Была. Сил и средств там хватало. Какие-то зеленые коридоры кто-то придумал, какие-то планы выходов. Сил, средств и войск, которые туда пригнали во время вывода – вполне хватило, чтобы можно было Горловку отрезать. Могли это сделать. Да, потери были бы. Но хотя бы часть территории была бы наша. А так на этом выходе потеряли больше, чем потеряли бы в бою.

После Дебальцево – что было?

Домой поехали. У нас уже ничего не осталось. У половины пацанов – ноги обмороженные. Осталось по четыре магазина и два РПГ на 10 человек. Как дальше воевать? Нет, ну можно было продолжать, собрать остатки людей, которые не обморожены. Но приняли решение нас вывести на ППД (пункт постоянной дислокации, – “24”) на перегруппирование.

Под Золотым много в зеленке поработали. Но тоже непонятно было, кому что надо и зачем. Команду дали пойти поработать, пострелять по одним, потом – по другим, чтобы они между собой перестрелку начали. Я не великий военачальник, но чтобы так делать – надо быть идиотом. Одни стреляют в других, а мы – посредине. Ну, задача есть, так мы ее делаем.

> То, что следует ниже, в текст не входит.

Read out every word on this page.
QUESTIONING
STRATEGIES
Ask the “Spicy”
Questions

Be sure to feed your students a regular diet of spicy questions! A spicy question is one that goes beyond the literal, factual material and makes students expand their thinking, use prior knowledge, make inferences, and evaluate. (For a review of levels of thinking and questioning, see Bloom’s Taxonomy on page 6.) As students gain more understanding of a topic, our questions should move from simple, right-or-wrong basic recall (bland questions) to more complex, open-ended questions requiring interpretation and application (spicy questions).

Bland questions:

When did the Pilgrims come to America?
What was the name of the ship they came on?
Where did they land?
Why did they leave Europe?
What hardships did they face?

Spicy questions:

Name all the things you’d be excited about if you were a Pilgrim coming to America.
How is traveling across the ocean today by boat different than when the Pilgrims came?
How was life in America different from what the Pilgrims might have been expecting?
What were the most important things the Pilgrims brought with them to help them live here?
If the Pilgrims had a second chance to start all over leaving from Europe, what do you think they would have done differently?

Но мы ее делали по-своему и просто докладывали о выполнении.

После Золотого что?

Полевые ротации. Там же уже минские договоренности, поубирали все, что больше 80-го калибра. Особых боев не было. Так только, столкновения. Они идут – мы идем, через посадку постреляли друг в друга и разошлись. Задачи были. Но только в серой зоне. Если ты за линией обороны противника – ты уже враг народа, потому что туда нельзя, потому что работать можно только в серой зоне. Но она же идет от 100 метров и до километра, где там работать?

Работать в тылу противника сложно?

На разных позициях по-разному. Если мы понимаем, что зайти не сможем – мы не продвигаемся. Чтобы зайти в тыл, надо артиллерией отработать, прикрывать. Это большая работа. Не просто так, что “Все, я пошел, мне туда надо!”. Нет. Иногда месяц надо прощупывать. Крайние три года мы туда не ходим – нам запрещают.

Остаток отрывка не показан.